The first code chunk simulates a $10 \times 400$ data matrix where a quarter of columns $X_{:, j}$ are null across all conditions, a quarter are nonnull in the first condition only, a quarter are nonnull in all conditions with effect sizes that are independent across conditions, and a quarter are nonnull in all conditions with an effect size that is identical across conditions. The effect sizes are all drawn from a normal distribution with standard deviation equal to 5.

```{r simulate_data}
set.seed(1)
n <- 5
p <- 400

ncond <- n # n
nsamp <- as.integer(p / 4)

# Null effects:
X.zero = matrix(0, nrow=ncond, ncol=nsamp)
# Effects that occur only in condition 1:
X.one = X.zero
b2 = 5 * rnorm(nsamp)
X.one[1,] = b2
# Independent effects:
X.ind = matrix(5 * rnorm(ncond*nsamp), nrow=ncond, ncol=nsamp) 
b = 5 * rnorm(nsamp)
# Effects that are identical across conditions:
X.ident = matrix(rep(b, ncond), nrow=ncond, ncol=nsamp, byrow=T)

X = cbind(X.zero, X.one, X.ind, X.ident)

E = matrix(rnorm(4*ncond*nsamp), nrow=ncond, ncol=4*nsamp)
Y = X + E
```

The next code chunk fits a flash object using the procedure described in the previous section.

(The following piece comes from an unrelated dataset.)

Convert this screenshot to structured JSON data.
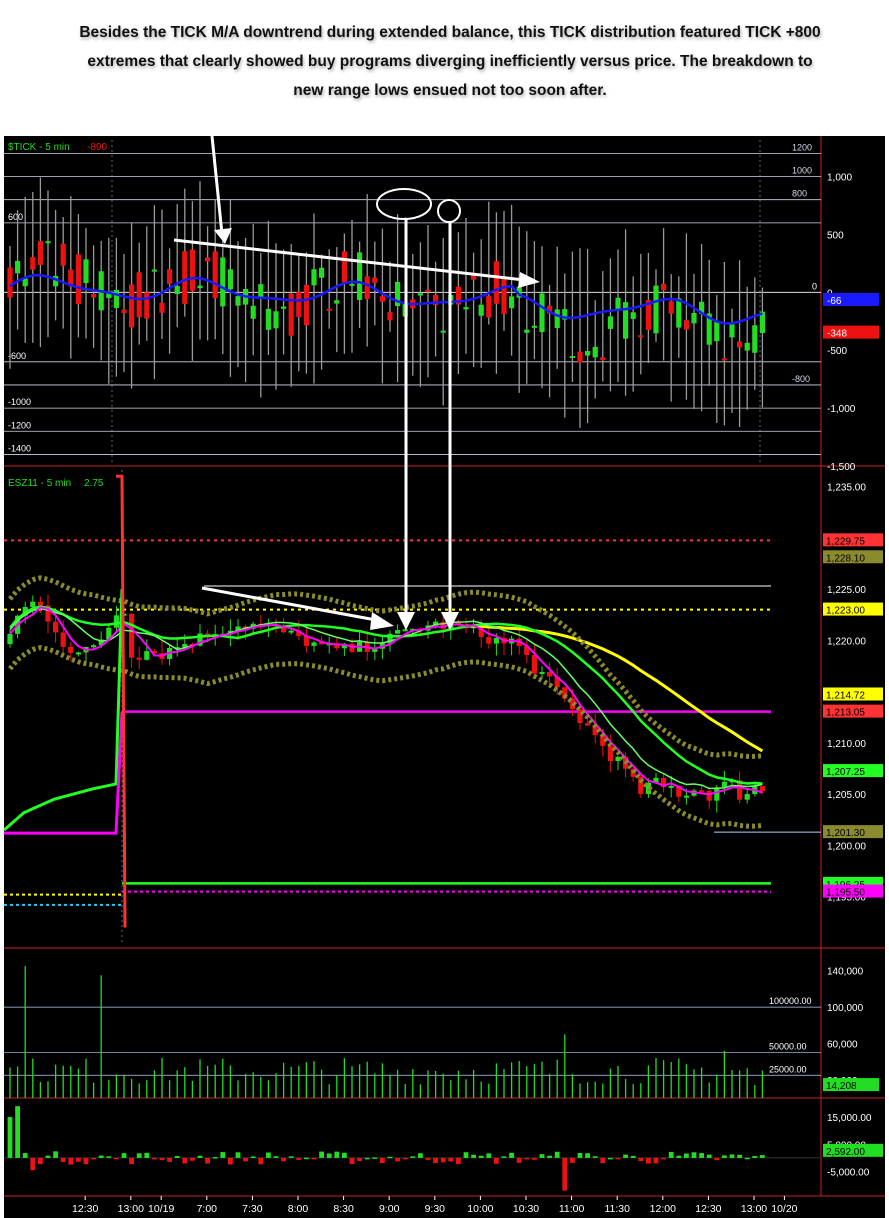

```{r flash_fit, message=F}
#library(flashr)
devtools::load_all("/Users/willwerscheid/GitHub/flashr2/")
data <- flash_set_data(Y, S = 1)
fl_greedy <- flash_add_greedy(data, Kmax = 10, var_type = "zero")
I_n <- diag(rep(1, n))
fl_fixedl <- flash_add_fixed_l(data, I_n, fl_greedy)
fl_backfit <- flash_backfit(data, fl_fixedl, var_type = "zero", nullcheck = F)
```

Finally, the following code chunk calculates the mean squared error obtained using the flash fit object posterior means, relative to the mean squared error that would be obtained by simply estimating $X$ using the data matrix $Y$.

```{r flash_mse}
baseline_mse <- sum((Y - X)^2)/(n * p)

fl_preds <- flash_get_lf(fl_backfit)
flash_mse <- sum((fl_preds - X)^2)/(n * p)
flash_mse / baseline_mse
```

To verify that `flashr` has in fact learned something about how the data covaries, one can collapse the data into a vector and use `ashr` to fit a prior that is a univariate mixture of normals.

```{r ash_mse}
ash_fit <- ashr::ash(betahat = as.vector(Y), sebetahat = 1)
ash_pm <- ashr::get_pm(ash_fit)
ash_preds <- matrix(ash_pm, nrow=n, ncol=p)
ash_mse <- sum((ash_preds - X)^2)/(n * p)
ash_mse / baseline_mse
```

So, the `flashr` estimates are much better, even though `flashr` uses point-normal priors rather than the more flexible class of normal mixtures used by `ashr`.


## FLASH v MASH

For this particular simulation, `mashr` outperforms `flashr` in terms of MSE: 

```{r mashr, message=F, warning=F, results='hide'}
library(mashr)
data <- mash_set_data(t(Y))
U.c = cov_canonical(data)
m.1by1 <- mash_1by1(data)
strong <- get_significant_results(m.1by1, 0.05)
U.pca <- cov_pca(data, 5, strong)
U.ed <- cov_ed(data, U.pca, strong)
U <- c(U.c, U.ed)
m <- mash(data, U)
```
```{r mash_mse}
mash_mse <- sum((t(get_pm(m)) - X)^2)/(n * p)
mash_mse / baseline_mse
```

This is as expected, since the data were after all generated from the mash model. More generally, however, the two methods often perform quite similarly. See the simulation study [here](MASHvFLASHsims.html) and a comparison using GTEx data [here](MASHvFLASHgtex.html).